This ligament (fig. 366), it will be remembered, has its origin behind the knee, and joins the perforans tendon about one-third of the distance between the knee and fetlock-joint.

Sprain of this important structure is not uncommon, especially in draught-horses when engaged in moving heavy loads out of deep holding ground or over slippery surfaces. In race-horses and hunters it usually occurs in the last efforts of a hard finish, or towards the close of a long run when the muscles are tired, and the ligaments are called upon to bear an undue amount of weight and resist the impulse of velocity.

Symptoms

This accident is indicated by the appearance of a hot painful enlargement immediately below and behind the knee, accompanied by considerable lameness, the most prominent feature of which is that the heel of the foot is not brought to the ground in progression, and the weight of the body is quickly transferred to the opposite limb. When standing, the fetlock is maintained in a semi-flexed condition, and such weight as the foot receives is imposed upon the anterior part. With the effusion and swelling which follows severe sprain to this structure it may be difficult to determine accurately what parts are involved, and to what extent.

The Check Ligament.

Fig. 366. - The Check Ligament.

1, Flexor Pedis Perforatus.

2, Flexor Pedis Perforans.

3, Check Ligament.

4, Sheath.

5, Suspensory Ligament. 6, Extensor Pedis.

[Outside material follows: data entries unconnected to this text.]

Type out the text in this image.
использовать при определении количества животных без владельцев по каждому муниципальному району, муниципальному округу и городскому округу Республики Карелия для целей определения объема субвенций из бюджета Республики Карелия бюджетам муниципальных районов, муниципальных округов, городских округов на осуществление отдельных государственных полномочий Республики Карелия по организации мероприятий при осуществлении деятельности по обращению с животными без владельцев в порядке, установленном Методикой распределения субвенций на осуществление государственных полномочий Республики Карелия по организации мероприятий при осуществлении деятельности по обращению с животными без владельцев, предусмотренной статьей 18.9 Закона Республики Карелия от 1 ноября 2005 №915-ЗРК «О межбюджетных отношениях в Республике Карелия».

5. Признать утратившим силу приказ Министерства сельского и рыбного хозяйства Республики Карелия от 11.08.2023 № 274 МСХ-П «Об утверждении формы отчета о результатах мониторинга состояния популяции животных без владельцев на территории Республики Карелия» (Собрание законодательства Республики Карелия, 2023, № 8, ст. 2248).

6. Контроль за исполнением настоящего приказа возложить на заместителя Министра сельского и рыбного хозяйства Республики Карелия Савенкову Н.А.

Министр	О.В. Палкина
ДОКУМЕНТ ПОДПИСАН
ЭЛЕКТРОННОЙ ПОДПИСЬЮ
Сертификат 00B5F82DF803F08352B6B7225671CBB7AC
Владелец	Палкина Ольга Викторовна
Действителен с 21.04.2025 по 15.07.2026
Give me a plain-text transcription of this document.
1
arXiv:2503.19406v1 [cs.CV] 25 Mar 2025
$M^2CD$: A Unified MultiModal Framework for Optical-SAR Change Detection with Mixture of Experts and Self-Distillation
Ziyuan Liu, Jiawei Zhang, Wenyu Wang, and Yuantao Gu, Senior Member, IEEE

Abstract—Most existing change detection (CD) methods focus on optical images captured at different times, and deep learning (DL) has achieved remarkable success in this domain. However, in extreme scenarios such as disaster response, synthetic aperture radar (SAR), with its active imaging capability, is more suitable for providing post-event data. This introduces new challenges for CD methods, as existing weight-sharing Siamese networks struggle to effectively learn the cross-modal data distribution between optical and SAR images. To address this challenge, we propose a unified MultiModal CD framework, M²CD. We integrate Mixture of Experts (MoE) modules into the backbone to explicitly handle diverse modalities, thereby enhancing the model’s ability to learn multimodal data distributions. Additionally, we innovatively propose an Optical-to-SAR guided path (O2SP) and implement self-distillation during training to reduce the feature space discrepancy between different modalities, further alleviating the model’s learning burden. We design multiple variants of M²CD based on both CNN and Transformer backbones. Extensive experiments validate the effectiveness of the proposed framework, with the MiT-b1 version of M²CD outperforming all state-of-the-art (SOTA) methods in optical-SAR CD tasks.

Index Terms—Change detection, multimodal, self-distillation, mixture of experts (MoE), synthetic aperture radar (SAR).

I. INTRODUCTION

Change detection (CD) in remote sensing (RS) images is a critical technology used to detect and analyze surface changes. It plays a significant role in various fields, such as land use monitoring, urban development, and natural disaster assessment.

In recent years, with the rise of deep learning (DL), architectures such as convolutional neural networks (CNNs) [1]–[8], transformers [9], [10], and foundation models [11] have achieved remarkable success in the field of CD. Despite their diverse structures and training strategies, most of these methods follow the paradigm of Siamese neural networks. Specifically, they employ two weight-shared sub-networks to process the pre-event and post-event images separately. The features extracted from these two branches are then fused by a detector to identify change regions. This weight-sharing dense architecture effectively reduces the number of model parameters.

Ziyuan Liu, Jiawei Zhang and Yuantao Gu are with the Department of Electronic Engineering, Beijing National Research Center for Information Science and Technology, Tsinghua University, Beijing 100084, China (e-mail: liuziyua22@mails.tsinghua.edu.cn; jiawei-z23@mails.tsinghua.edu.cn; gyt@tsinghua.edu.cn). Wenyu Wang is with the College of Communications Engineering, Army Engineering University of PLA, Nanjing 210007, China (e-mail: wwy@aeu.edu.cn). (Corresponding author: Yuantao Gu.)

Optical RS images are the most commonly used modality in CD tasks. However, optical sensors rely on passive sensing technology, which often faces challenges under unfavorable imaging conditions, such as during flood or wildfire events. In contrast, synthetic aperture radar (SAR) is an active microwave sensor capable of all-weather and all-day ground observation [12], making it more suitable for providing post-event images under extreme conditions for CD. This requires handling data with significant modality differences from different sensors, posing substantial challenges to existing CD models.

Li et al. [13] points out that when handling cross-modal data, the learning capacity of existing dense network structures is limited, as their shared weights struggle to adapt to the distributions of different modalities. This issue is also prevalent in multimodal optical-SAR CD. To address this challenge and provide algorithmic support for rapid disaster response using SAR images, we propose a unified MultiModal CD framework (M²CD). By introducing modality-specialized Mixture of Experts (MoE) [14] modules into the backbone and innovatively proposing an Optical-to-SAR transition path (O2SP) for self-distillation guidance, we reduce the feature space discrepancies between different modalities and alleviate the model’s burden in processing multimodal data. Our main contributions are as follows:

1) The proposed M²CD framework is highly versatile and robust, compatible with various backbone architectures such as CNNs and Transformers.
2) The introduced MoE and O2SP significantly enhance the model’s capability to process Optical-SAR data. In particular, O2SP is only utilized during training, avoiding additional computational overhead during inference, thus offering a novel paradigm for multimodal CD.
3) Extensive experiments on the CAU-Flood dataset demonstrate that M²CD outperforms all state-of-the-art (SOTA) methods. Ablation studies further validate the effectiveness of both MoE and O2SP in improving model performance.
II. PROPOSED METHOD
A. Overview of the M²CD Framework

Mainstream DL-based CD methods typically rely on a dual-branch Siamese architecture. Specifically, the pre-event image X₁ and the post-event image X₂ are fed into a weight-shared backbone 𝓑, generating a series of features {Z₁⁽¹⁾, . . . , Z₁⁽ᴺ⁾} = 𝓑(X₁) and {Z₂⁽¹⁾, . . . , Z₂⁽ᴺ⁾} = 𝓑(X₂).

7, Flexor Metacarpi Exter nus.

In slight cases, too, where the lameness is not considerable, a good deal of care is needed to discover the seat of trouble. When this is so the leg should be raised and the canon forcibly extended on the operator's knee. At the same time the operator must firmly compress the ligament between the fingers along its length, noticing while so doing any tenderness which the animal may display, or any enlargement the part may show by comparison with the opposite ligament.

Treatment

The aperient dose recommended in connection with sprains of other structures is advisable here, and the lines of treatment in the last article should be followed, with the addition of placing a high-heeled shoe on the foot so that the injured ligament may be relieved from traction and put to rest. Care will be needed not to allow the heels to be raised too long lest in the course of reparation shortening of the tendons result.